Releitura da obra Operários (1933), Tarsila do Amaral. "Também Somos Seres Humanos"

O trabalho nos consumia. 10;12;14 horas. A nossa função era dar lucro. Dormíamos, comíamos e bebíamos para trabalhar.

As condições eram desumanas. Era desgastante viver com tanta precariedade. Mas éramos apenas operários. Não tínhamos voz.

Numa segunda que parecia ser normal- e estava sendo-, às 06:00 já estávamos todos reunidos na fábrica para dar início ao grande dia. Estava próximo às festas de fim de ano e o trabalho era ainda mais agressivo, pois até nossa mísera uma hora de almoço havia sido reduzida.

“Também somos seres humanos”- disse um dos operários que vez ou outra eu fuzilava com um olhar. Era negro. A quantidade de operários era muito grande e não tínhamos tempo para jogar conversa fora. Mas eu o conhecia pelo negro de sua pele- que era um pouco raro naquele ambiente.

“Também somos seres humanos”- disse outro operário diante da grande porta de entrada da fábrica. Mal havia terminado de falar e já havia outro operário gritando a mesma frase. “Somos seres humanos” era a frase que agora gritavam com os dentes cerrados.

Nunca antes tiveram tal ousadia. Sabíamos que éramos dependentes do salário oferecido pela fábrica, por isso sempre recusávamos qualquer tipo de coisa que garantisse a nossa demissão.

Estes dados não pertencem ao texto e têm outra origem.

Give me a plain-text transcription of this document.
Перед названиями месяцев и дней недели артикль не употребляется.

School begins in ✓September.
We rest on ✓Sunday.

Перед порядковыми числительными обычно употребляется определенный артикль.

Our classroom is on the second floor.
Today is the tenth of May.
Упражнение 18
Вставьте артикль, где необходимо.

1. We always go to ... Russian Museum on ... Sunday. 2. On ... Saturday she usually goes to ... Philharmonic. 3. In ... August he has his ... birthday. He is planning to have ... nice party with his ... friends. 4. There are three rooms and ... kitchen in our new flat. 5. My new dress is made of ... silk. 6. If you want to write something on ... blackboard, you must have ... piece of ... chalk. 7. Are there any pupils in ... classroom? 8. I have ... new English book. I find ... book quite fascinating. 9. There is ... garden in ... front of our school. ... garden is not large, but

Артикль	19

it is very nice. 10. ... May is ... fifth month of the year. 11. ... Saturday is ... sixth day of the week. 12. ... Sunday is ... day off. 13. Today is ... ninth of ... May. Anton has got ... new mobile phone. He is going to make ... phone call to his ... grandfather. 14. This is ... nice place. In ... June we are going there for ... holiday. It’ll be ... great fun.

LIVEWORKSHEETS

“Somos seres humanos”; “somos seres humanos”. Os que estavam temendo gritar, não resistiram. Estávamos todos berrando numa só voz: “somos seres humanos”.

Os anos de precariedade criaram pensamentos revoltosos. O salário era escasso; a comida era péssima; trabalhávamos de forma errônea.. todo o cansaço psicológico acumulado de anos se deu num grande protesto. Ruas foram paradas. Crianças se prostravam nas janelas de casa para ver o que nunca presenciaram antes. Até operários vizinhos se juntaram a nós. Eram multidões de operários que se juntavam para reivindicar os direitos que nos eram garantidos- se é que tínhamos um. Imprensas se reuniram para dar a grande notícia: estávamos de greve. Era a primeira do país.

Já chegando à hora primeira do turno vespertino, ainda estávamos reunidos na rua (25 de Março) com o objetivo de protestar. Não queríamos ser a causa de tumultos- e não estávamos sendo. Protestávamos de forma pacífica. Ouvimos falar de uns “direitos trabalhistas” que estavam ao nosso lado. Era uma grande revolução. Mudaríamos a forma de trabalhar de muita gente, por gerações.

Quase chegando ao final do dia, recebemos a visita de uma mulher que dizia estar ao nosso lado. Havia acabado de chegar da Europa e se dizia artista. Nunca antes ouvimos falar. Mas a Tarsila de um tal de Amaral- como assim dizia ser chamada- disse que isso seria um marco na vida de muitos trabalhadores até fora do país. Ah, que orgulho dos meus colegas! Quem diria que míseros operários de uma fábrica de laticínios mudariam o mundo!

Dias se passaram e voltamos a trabalhar normalmente. Não diria normalmente, pois a nossa carga horária havia sido reduzida a oito horas diárias, o horário de almoço havia aumentado e até a comida nos favorecia. Meses depois saiu estampado nas capas de muitos jornais um quadro feito pelas mãos da Tarsila de um tal de Amaral que era em homenagem a nós. Abaixo da foto estava escrito: “Também somos seres humanos”.